はたらく細胞はいいです。本家本元はちゃんと完結してるので。その後で付け足しとか便乗とかがあっても完結した作品はもう「完成形」なのでそれが毀損されることはありませんから。(ちなみに「続編」や「他人による続編」問題は全く別の話なのでここでは触れません)

 

しかし完結してない作品のスピンオフが本編よりも充実してしまうとどうもひっかかります。特に「本編はもう機能してない」「作者はもう本編を完結させる意志がなく、過去の栄光を利用して他人が描いたもので稼ぎたいだけ」みたいなのが透けて見える場合は。

 

その例の最たるものは「カイジ」です。カイジは本編の連載はもう死んでると言っていい状態なのに、そのスピンオフ「1日外出録ハンチョウ」は元気で、実際読むと面白いんです。
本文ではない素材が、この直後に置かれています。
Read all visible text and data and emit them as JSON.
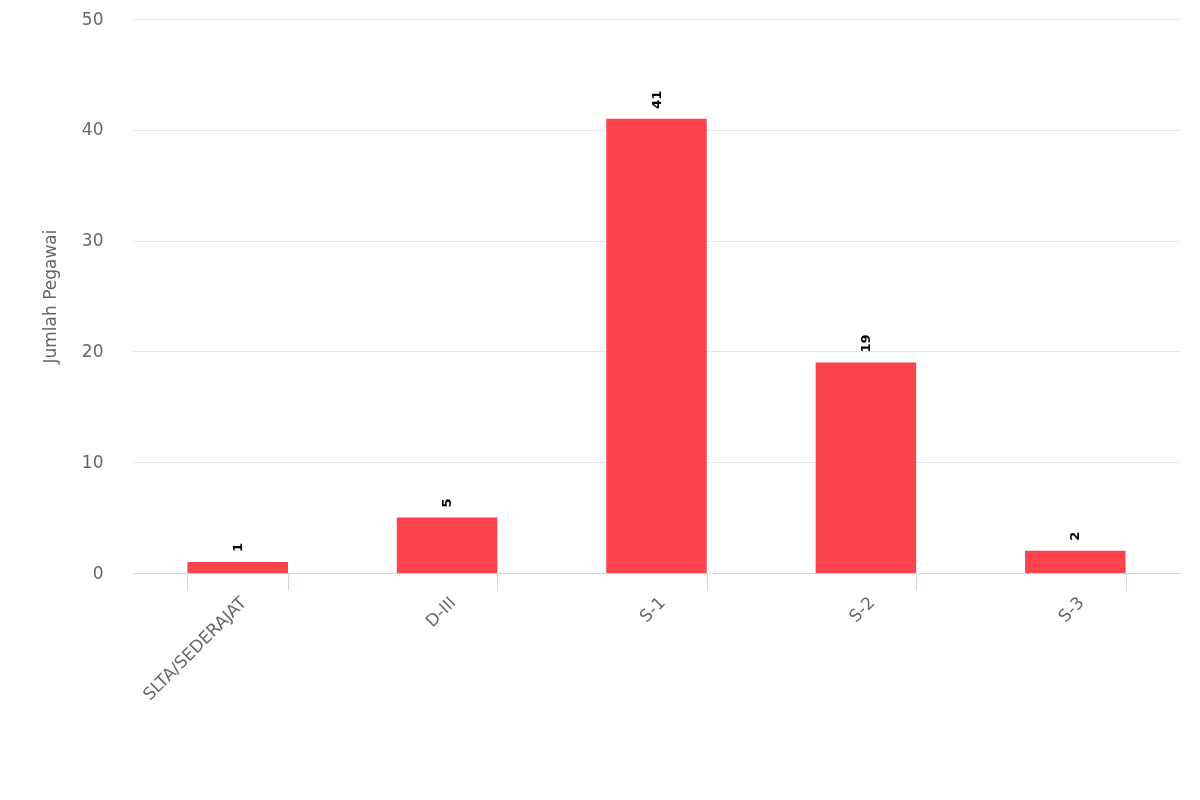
{
  "chart_data": {
    "type": "bar",
    "ylabel": "Jumlah Pegawai",
    "categories": [
      "SLTA/SEDERAJAT",
      "D-III",
      "S-1",
      "S-2",
      "S-3"
    ],
    "values": [
      1,
      5,
      41,
      19,
      2
    ],
    "color": "#fd434e",
    "ylim": [
      0,
      50
    ],
    "yticks": [
      0,
      10,
      20,
      30,
      40,
      50
    ],
    "grid": "y",
    "data_labels": true
  }
}
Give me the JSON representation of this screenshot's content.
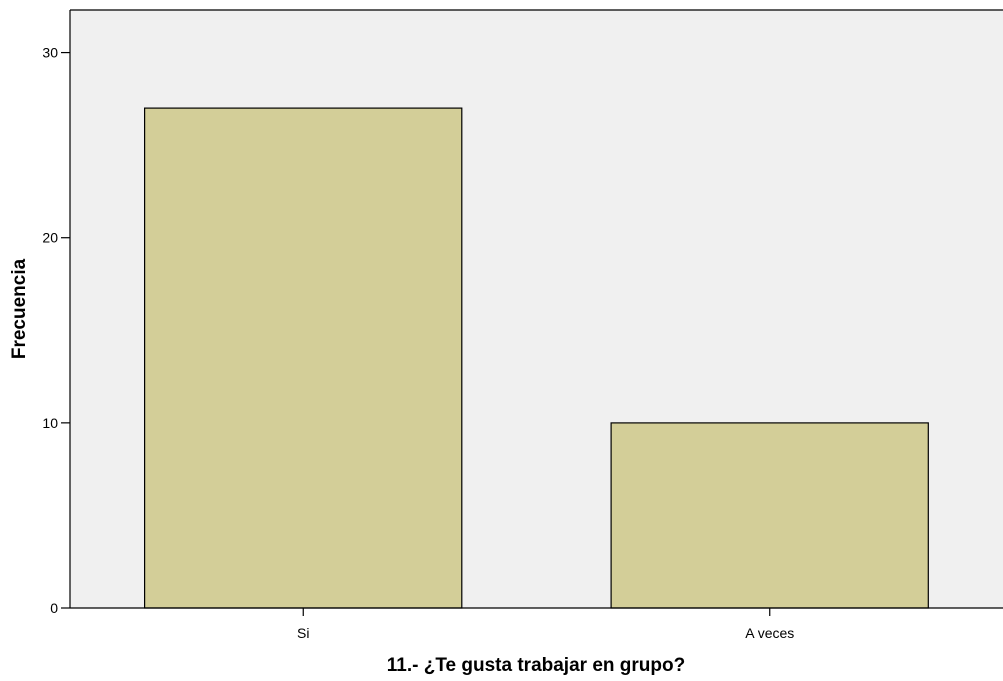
{
  "chart_data": {
    "type": "bar",
    "title": "",
    "xlabel": "11.- ¿Te gusta trabajar en grupo?",
    "ylabel": "Frecuencia",
    "categories": [
      "Si",
      "A veces"
    ],
    "values": [
      27,
      10
    ],
    "ylim": [
      0,
      32.3
    ],
    "yticks": [
      0,
      10,
      20,
      30
    ],
    "grid": false,
    "legend": "none",
    "colors": {
      "bar_fill": "#d3ce98",
      "bar_stroke": "#000000",
      "plot_background": "#f0f0f0",
      "page_background": "#ffffff"
    }
  }
}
私はハンチョウを読んで笑ったり感心したりするのですが、そうすればするほどカイジの本編が疎かになってる事実が心に残り続けてしまいます。

 

 

翻ってバキにも「そうなってしまうのではないか」という気持ちがあるんです。

 

バキシリーズのスピンオフはどれも去年以前からありましたが、今年はゆうえんちや烈海王の面白さが本当に印象的でした。

 

スピンオフがあるのはいい、充実するのもいい、でもそれを心置きなく楽しむには本編がそれ以上に充実してることが条件だと思います。

 

バキは連載が維持されてるだけカイジよりは天と地の差があるほど素晴らしい状態だと言えます。でも、やっぱり、だからこそ、もうちょっと濃密になってほしいと願わずにはいられません。

 

連載ペースはゆっくりでもいいので、物語はどんどん動いてほしい。今年はそんなことを改めて強く思いました。がんばれ!バキ!